Во всех случаях надо уметь различать через витрину благоприятные обстоятельства. Надо избегать аптекарш — они недоверчивы; избегать аптекарей в ермолках — они дотошны. Строгих витрин, на которых выставлены только две большие бутыли, красная и синяя, следует избегать. Напротив, присутствие на витрине корсетов и резиновых изделий — признак возможного успеха.
Это трудная, тяжелая игра. На нее уходит все время, все внимание, вся жизнь. Когда играешь в нее, ничего другого делать не можешь, ни о чем другом думать не в состоянии.
Конечно, я мог бы потихоньку отовариваться в санчасти или в госпитале.
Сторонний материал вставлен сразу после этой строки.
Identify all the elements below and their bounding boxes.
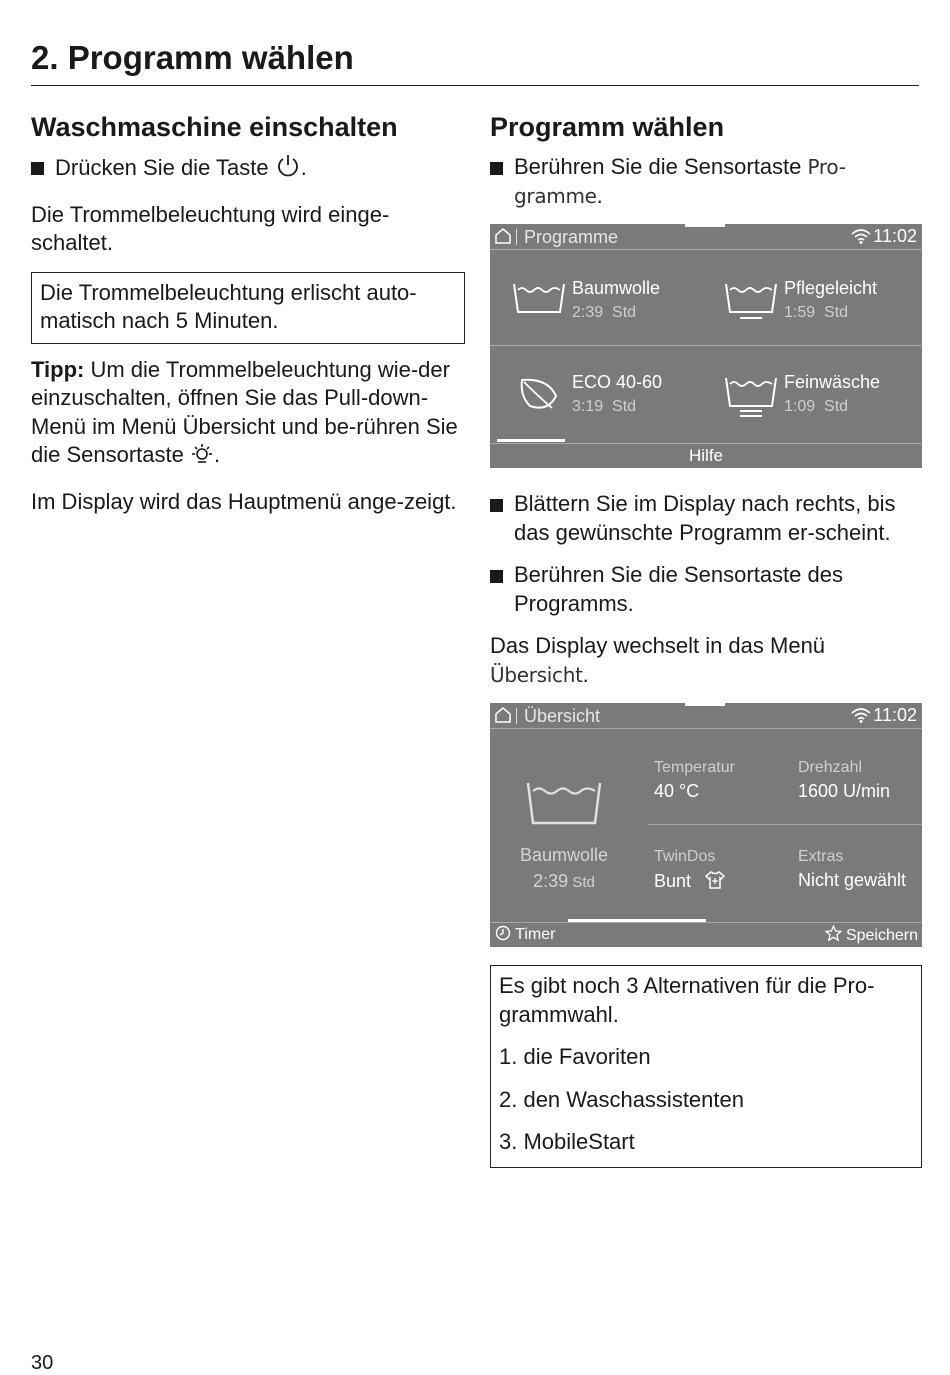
light-icon	[190, 442, 214, 474]
display-header	[490, 703, 922, 729]
alternative-item: 1. die Favoriten	[499, 1044, 651, 1069]
clock-time: 11:02	[873, 705, 917, 725]
main-menu-text: Im Display wird das Hauptmenü ange-zeigt.	[31, 488, 457, 514]
wifi-icon	[850, 706, 872, 729]
bullet-square	[490, 162, 503, 175]
right-column	[490, 110, 922, 1168]
note-text: Die Trommelbeleuchtung erlischt auto-matisch nach 5 Minuten.	[40, 279, 417, 333]
header-separator	[516, 708, 517, 724]
tip-paragraph: Tipp: Um die Trommelbeleuchtung wie-der einzuschalten, öffnen Sie das Pull-down-Menü im Menü Übersicht und be-rühren Sie die Sensortaste .	[31, 356, 465, 474]
settings-divider	[648, 824, 922, 825]
home-icon[interactable]	[494, 227, 512, 250]
step-scroll-right: Blättern Sie im Display nach rechts, bis das gewünschte Programm er-scheint.	[490, 490, 922, 547]
title-rule	[31, 85, 919, 86]
wash-basin-two-bars-icon	[724, 374, 778, 425]
clock-time: 11:02	[873, 226, 917, 246]
section-heading-select-program: Programm wählen	[490, 112, 725, 142]
program-tile-pflegeleicht[interactable]: Pflegeleicht 1:59 Std	[702, 252, 912, 342]
wash-basin-one-bar-icon	[724, 280, 778, 327]
program-duration: 2:39 Std	[533, 871, 595, 891]
bullet-square	[490, 499, 503, 512]
drum-light-text: Die Trommelbeleuchtung wird einge-schaltet.	[31, 201, 390, 255]
display-footer	[490, 922, 922, 947]
section-heading-switch-on: Waschmaschine einschalten	[31, 112, 398, 142]
header-separator	[516, 229, 517, 245]
home-icon[interactable]	[494, 706, 512, 729]
note-box	[31, 272, 465, 344]
program-tile-eco-40-60[interactable]: ECO 40-60 3:19 Std	[490, 346, 700, 436]
save-button[interactable]: Speichern	[825, 925, 919, 947]
extras-setting[interactable]: Extras Nicht gewählt	[798, 848, 907, 890]
twindos-setting[interactable]: TwinDos Bunt	[654, 848, 726, 895]
timer-button[interactable]: Timer	[495, 925, 555, 946]
alternative-item: 2. den Waschassistenten	[499, 1086, 744, 1112]
wifi-icon	[850, 227, 872, 250]
spin-setting[interactable]: Drehzahl 1600 U/min	[798, 759, 891, 801]
display-title: Übersicht	[524, 706, 601, 726]
alternatives-box	[490, 965, 922, 1168]
alternatives-intro: Es gibt noch 3 Alternativen für die Pro-grammwahl.	[499, 973, 875, 1027]
program-tile-baumwolle[interactable]: Baumwolle 2:39 Std	[490, 252, 700, 342]
display-header	[490, 224, 922, 250]
bullet-square	[31, 162, 44, 175]
ui-label-programme: Pro-gramme	[514, 155, 846, 208]
leaf-icon	[518, 374, 560, 421]
page-title: 2. Programm wählen	[31, 39, 354, 76]
power-icon	[275, 153, 301, 187]
step-touch-programs: Berühren Sie die Sensortaste Pro-gramme.	[490, 153, 922, 210]
temperature-setting[interactable]: Temperatur 40 °C	[654, 759, 735, 801]
bullet-square	[490, 570, 503, 583]
display-programs	[490, 224, 922, 468]
page-number: 30	[31, 1352, 54, 1374]
star-icon	[825, 925, 842, 947]
tip-label: Tipp:	[31, 356, 85, 382]
step-press-power: Drücken Sie die Taste .	[31, 153, 465, 187]
shirt-icon	[704, 870, 726, 895]
display-overview	[490, 703, 922, 947]
step-touch-program: Berühren Sie die Sensortaste des Programms.	[490, 561, 922, 618]
left-column	[31, 110, 465, 530]
wash-basin-icon	[526, 779, 602, 832]
ui-label-uebersicht: Übersicht	[490, 662, 583, 687]
alternative-item: 3. MobileStart	[499, 1129, 635, 1154]
display-title: Programme	[524, 227, 619, 247]
overview-text: Das Display wechselt in das Menü Übersicht.	[490, 633, 826, 687]
clock-icon	[495, 925, 511, 946]
help-button[interactable]: Hilfe	[490, 443, 922, 468]
program-tile-feinwaesche[interactable]: Feinwäsche 1:09 Std	[702, 346, 912, 436]
wash-basin-icon	[512, 280, 566, 321]
program-name: Baumwolle	[519, 845, 609, 865]
scroll-indicator	[497, 439, 565, 442]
Но тайное быстро становится явным; пределов безопасности достигаешь быстро, слишком быстро; доверие тех, кто может вам услужить, быстро исчерпывается.
День за днем — просто с ума можно сойти, сколько начинаешь потреблять. Чтобы поддерживать такой темп, надо быть не врачом, а ветеринаром. Из одной лошадиной дозы можно сделать несколько человеческих.